By Chris Goltermann
The days of the traveling salesman may have long reached their peak, but this year’s East Coweta football team would most likely thrive in such a setting.
The Indians have been persistently been knocking on doors all season long.
The hope on Friday against yet another very good opponent is that East Coweta can finally kick the doors down and celebrate a long-awaited first victory on Homecoming Night.
On the heels of a 51-30 loss to Westlake that kept the Indians in waiting for at least another week, they’ll now host a Wheeler team that is bent on ruining someone else’s Homecoming after being the recipient of a 38-36 loss in last Friday’s Region 2-7A opener against Newnan.
More importantly, neither lineup wants to risk falling to 0-2 in the region standings in what expects to be a tight race among six schools for four state-playoff berths.
The Wildcats trailed 17-0 against Newnan before roaring back in the second half in a game that ended on a turnover off a pass reception inside their opponent’s 30-yard line.
East Coweta’s fate was similar against an athletic Lions lineup that built a 23-7 edge in the third quarter before the Indians twice tied the game.

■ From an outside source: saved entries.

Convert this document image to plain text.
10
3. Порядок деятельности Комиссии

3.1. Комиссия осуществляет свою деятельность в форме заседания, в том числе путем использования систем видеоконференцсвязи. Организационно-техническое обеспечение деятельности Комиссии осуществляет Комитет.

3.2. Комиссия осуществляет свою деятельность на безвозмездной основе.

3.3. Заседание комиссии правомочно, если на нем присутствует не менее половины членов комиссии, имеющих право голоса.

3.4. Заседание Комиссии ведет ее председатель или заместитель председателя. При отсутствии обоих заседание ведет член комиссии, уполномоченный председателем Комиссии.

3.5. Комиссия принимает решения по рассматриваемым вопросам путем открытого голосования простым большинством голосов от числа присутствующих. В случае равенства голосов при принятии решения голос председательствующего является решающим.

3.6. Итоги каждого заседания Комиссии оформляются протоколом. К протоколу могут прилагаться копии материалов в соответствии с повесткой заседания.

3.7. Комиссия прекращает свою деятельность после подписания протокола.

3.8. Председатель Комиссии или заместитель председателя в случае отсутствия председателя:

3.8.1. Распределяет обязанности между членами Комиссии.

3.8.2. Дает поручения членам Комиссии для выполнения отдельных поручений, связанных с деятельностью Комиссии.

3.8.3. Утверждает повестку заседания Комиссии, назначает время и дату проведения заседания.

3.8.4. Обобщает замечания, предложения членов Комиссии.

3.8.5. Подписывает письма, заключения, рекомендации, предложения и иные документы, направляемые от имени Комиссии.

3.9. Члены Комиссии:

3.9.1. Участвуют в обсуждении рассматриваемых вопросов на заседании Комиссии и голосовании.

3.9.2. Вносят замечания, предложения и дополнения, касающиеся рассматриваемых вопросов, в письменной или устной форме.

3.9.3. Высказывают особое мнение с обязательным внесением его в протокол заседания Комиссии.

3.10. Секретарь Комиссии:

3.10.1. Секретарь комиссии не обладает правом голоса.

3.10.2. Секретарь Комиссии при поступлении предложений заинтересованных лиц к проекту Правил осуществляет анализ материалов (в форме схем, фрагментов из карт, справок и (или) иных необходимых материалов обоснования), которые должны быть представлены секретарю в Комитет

Westlake pulled away in the final seven minutes and scored a meaningless touchdown with five seconds remaining in a game that was closer than the final score.
“We had a chance there at the end. Our kids fought their tail off and they’re still in it,” Indians head coach John Small said. “They’re going to face another good football team and all our hard work up to this point, it going to start paying off. We believe that.”
Some of East Coweta’s trends through a winless start don’t expect to stop this week. Led by senior quarterback C.J. Ogbonna, who was 21 of 30 passing for 329 yards and five touchdowns, Wheeler brings skill as an atypical Homecoming opponent.
A turnaround under head coach Michael Collins, now in his 14th year with the Wildcats, had Wheeler (5-1, 0-1) taking its first state-ranking in 20-plus years into last week’s game after going winless against 2-7A schools a year ago.
“They’re a much-improved football team from last year. Coach Collins has done a heck of a job up there and I think they’ve finally settled into what they want to be and that is throwing the ball,” Small said. “They live on the big play and they’ve got guys that can go and make it.”